O aumento do potencial de consumo das classes C, D e E, indicado pela diretora de pesquisas do Instituto Data Popular, Sônia Bittar, também aponta para a necessidade de garantir financiamentos. “Automóveis e imóveis possuem uma tendência enorme de crescimento nas classes emergentes, por serem demandas reprimidas”, afirma.
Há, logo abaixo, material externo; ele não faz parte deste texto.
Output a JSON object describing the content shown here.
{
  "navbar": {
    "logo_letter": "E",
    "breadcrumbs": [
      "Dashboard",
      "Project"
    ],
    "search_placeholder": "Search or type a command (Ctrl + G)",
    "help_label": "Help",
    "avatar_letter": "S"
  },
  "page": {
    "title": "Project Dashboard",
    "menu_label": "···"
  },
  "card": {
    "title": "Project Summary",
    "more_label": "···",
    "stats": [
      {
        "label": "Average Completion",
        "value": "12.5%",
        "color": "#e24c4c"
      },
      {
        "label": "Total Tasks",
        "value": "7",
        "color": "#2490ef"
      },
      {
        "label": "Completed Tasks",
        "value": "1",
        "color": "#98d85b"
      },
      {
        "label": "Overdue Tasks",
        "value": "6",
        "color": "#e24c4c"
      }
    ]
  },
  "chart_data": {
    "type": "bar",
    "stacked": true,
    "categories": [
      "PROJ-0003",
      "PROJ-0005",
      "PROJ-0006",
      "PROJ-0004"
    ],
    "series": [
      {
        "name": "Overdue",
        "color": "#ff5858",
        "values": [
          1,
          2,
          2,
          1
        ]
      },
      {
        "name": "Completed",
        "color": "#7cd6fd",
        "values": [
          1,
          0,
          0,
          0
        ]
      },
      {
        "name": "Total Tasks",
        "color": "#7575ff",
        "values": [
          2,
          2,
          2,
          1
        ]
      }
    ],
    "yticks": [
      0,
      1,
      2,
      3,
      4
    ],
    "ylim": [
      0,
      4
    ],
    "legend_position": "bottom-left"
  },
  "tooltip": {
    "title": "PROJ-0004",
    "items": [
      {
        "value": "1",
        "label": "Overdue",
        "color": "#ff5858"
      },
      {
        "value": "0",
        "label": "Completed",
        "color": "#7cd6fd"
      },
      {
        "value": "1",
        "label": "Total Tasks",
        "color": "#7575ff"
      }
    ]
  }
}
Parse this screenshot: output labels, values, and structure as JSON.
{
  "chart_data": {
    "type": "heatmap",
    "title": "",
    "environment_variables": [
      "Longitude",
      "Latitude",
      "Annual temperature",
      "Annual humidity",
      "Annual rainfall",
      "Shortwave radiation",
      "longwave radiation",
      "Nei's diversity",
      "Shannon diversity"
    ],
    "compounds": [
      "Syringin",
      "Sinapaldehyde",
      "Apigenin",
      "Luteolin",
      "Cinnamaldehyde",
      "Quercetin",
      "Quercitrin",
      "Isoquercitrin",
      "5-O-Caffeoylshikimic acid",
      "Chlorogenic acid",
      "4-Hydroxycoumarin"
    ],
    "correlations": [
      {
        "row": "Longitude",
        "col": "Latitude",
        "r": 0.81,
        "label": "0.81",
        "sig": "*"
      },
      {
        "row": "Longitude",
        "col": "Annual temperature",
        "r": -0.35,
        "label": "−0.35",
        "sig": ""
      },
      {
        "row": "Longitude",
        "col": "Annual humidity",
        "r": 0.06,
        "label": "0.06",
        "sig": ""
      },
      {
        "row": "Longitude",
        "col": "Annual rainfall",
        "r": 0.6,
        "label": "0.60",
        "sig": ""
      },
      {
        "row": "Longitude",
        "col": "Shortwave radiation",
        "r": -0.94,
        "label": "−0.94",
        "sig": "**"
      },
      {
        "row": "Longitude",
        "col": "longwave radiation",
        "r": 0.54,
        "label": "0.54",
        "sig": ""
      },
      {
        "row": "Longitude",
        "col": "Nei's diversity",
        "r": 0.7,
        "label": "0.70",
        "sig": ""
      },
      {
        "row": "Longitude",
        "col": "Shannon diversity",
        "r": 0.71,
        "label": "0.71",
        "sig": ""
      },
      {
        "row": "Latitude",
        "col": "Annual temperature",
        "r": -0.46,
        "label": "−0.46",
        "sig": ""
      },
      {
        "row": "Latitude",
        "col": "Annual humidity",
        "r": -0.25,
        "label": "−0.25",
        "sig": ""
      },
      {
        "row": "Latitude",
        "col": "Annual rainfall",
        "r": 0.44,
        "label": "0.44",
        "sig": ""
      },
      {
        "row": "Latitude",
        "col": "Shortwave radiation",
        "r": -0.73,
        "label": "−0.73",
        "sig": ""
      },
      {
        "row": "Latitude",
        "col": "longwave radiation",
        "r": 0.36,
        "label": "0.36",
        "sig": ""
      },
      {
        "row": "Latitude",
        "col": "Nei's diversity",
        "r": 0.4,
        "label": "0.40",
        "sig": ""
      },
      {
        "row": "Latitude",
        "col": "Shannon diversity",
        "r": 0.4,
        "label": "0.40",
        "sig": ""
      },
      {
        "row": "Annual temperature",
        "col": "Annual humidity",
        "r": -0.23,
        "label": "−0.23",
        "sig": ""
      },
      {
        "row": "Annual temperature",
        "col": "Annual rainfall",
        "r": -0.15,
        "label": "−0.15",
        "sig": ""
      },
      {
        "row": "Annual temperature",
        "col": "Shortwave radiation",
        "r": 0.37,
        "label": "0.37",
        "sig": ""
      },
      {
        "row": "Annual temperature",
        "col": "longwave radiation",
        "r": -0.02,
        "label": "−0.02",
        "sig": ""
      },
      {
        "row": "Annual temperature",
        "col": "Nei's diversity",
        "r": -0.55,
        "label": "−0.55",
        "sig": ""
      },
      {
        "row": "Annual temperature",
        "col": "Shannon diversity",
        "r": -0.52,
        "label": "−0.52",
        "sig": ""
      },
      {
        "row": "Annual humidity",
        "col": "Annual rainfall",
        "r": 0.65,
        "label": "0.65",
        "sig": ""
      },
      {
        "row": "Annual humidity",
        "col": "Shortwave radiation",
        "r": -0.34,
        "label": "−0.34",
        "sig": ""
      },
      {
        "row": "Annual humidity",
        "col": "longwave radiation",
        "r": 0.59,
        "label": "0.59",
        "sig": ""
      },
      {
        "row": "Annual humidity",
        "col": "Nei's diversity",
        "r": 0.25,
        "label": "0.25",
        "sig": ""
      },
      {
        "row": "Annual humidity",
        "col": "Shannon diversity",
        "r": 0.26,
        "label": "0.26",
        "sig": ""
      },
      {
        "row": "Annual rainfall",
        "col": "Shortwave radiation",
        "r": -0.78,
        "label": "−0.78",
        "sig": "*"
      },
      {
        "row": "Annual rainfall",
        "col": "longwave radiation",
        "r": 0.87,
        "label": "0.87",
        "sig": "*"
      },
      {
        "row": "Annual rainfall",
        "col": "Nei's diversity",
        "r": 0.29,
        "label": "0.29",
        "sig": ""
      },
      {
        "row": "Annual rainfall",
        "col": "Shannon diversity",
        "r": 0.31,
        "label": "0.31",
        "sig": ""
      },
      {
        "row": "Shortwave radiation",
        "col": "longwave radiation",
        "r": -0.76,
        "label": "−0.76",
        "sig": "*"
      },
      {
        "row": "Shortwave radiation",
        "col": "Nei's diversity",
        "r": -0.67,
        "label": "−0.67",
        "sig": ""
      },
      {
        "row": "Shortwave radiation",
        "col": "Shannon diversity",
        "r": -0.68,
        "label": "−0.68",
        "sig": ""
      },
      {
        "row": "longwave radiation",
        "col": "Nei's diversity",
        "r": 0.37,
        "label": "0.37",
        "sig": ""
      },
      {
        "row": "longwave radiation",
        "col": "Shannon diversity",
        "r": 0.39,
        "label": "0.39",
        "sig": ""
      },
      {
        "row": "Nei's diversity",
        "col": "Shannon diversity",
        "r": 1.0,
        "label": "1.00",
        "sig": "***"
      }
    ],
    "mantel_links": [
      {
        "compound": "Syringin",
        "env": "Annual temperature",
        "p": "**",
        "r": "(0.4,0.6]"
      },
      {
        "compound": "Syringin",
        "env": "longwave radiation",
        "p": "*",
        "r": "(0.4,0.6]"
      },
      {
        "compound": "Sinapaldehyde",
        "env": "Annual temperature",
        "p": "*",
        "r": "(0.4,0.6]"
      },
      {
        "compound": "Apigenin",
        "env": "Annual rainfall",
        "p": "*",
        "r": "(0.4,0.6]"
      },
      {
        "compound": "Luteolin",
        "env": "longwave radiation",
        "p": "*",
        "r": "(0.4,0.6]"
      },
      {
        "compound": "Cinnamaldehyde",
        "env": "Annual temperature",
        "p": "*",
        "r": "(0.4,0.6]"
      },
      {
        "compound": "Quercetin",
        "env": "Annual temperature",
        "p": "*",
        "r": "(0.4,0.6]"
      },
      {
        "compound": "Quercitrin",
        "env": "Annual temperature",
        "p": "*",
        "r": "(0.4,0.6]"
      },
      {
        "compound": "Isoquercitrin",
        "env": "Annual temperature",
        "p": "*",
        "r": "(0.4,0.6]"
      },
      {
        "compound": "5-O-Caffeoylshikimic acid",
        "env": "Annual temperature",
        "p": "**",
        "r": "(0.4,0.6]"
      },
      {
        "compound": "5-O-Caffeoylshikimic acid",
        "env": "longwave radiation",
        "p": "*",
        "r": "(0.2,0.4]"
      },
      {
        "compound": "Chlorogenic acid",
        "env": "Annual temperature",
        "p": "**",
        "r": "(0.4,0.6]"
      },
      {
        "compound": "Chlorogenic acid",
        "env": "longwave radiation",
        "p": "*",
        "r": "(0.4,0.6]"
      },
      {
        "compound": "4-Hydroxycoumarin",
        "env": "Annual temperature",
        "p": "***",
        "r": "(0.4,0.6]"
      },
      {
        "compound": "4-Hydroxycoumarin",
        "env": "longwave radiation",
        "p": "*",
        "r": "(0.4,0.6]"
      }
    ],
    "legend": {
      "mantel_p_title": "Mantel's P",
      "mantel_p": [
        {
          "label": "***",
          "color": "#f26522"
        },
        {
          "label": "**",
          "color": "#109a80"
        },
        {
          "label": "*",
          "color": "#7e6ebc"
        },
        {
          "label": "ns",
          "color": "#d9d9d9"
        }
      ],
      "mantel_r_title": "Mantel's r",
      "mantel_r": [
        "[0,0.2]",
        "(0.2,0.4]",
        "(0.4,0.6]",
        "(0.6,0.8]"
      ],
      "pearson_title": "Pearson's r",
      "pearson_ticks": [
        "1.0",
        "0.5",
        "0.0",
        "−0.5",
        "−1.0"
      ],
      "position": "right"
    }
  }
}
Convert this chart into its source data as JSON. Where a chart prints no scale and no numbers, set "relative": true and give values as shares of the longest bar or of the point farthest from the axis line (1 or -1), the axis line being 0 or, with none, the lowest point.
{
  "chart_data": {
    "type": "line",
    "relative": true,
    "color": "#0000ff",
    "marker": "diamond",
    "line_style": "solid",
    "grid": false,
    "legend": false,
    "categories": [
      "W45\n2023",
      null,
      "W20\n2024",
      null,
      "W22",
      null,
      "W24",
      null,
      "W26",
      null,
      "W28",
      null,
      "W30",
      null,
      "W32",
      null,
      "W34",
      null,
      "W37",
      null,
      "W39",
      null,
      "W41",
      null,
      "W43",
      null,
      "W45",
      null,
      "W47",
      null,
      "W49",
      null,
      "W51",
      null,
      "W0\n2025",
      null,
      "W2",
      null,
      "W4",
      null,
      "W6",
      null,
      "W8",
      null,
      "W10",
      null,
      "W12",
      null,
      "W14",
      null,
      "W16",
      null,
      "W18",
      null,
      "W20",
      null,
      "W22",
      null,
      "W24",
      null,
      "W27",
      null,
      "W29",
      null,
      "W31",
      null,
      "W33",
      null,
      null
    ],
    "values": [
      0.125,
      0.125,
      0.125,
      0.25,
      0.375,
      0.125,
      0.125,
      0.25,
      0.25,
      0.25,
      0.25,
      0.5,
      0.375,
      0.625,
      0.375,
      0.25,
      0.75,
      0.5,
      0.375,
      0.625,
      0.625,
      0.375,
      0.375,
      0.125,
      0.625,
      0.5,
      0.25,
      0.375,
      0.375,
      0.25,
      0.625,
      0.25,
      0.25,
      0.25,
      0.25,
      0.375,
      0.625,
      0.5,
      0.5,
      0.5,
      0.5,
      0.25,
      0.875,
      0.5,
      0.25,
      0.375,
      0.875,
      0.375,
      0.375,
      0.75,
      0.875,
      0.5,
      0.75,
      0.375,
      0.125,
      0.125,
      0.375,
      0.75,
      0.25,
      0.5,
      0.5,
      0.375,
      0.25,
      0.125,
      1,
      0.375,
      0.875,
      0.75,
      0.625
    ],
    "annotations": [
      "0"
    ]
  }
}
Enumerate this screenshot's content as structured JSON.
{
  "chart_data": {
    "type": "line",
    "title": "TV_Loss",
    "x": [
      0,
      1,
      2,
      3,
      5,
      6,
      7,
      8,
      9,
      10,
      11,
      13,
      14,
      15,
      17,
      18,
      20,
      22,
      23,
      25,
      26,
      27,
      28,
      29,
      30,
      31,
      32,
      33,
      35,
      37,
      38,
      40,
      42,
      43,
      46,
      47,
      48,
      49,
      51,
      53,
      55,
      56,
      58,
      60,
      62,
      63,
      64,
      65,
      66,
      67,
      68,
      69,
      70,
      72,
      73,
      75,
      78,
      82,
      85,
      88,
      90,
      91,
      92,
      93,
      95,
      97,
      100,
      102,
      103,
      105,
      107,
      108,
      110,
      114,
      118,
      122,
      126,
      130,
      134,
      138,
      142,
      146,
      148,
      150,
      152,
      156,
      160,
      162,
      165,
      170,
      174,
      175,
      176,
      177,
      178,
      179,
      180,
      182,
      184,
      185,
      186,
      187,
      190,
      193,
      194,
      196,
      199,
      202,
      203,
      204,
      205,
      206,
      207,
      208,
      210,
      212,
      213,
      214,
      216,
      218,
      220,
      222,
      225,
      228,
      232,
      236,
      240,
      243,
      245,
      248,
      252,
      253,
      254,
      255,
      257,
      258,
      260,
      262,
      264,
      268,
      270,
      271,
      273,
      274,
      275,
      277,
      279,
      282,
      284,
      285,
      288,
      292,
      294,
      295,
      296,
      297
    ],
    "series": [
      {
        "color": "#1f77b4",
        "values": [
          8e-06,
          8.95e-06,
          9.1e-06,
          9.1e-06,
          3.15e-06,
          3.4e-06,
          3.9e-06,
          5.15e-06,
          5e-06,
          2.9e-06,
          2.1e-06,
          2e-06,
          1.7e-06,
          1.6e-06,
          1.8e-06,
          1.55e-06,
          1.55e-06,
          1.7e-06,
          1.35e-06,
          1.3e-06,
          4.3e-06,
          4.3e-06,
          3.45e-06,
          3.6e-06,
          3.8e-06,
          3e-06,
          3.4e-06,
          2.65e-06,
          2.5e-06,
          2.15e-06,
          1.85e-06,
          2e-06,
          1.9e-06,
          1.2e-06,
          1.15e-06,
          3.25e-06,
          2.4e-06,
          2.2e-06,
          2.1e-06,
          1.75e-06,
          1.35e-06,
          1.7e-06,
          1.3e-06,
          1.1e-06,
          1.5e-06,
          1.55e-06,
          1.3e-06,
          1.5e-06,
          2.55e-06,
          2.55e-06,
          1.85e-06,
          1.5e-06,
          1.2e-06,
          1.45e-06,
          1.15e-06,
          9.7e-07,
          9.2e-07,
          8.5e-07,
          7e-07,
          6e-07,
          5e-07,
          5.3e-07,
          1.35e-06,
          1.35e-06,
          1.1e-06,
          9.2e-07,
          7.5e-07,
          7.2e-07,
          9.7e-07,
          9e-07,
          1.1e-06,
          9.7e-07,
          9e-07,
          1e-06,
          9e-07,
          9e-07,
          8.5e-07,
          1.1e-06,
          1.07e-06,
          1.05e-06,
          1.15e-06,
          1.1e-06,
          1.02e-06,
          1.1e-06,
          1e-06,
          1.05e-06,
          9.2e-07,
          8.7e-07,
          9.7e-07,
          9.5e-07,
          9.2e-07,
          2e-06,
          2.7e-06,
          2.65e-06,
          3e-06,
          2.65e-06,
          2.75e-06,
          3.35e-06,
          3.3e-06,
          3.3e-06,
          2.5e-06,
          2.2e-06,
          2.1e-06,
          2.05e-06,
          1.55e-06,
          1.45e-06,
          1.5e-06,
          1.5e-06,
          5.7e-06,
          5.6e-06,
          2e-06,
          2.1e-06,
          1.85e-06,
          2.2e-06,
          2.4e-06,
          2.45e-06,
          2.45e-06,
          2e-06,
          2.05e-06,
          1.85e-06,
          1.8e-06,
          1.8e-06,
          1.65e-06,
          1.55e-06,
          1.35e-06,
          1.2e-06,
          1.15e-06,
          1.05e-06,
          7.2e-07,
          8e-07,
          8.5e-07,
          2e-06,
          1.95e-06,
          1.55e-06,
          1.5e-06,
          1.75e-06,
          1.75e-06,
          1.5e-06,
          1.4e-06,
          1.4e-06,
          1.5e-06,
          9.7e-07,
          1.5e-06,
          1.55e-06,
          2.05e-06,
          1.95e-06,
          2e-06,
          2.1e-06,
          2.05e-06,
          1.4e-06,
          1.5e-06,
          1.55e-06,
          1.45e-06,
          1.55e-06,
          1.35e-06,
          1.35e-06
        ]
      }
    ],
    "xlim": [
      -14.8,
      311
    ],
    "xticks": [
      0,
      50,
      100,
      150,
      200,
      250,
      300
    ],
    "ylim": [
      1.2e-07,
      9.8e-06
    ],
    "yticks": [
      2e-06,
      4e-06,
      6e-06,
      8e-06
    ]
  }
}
A diretora acredita ainda que o automóvel tornou-se sinônimo de investimento para as classes mais baixas.
O presidente da Fenabrave – Federação, Nacional da Distribuição de Veículos Automotores, Sérgio Reze, lembrou que a dificuldade nos financiamentos prejudicou bastante a venda de motos. Já na área de automóveis e comerciais leves a evolução das vendas foi expressiva e a inadimplência está reduzida a 4,8% acima de noventa dias.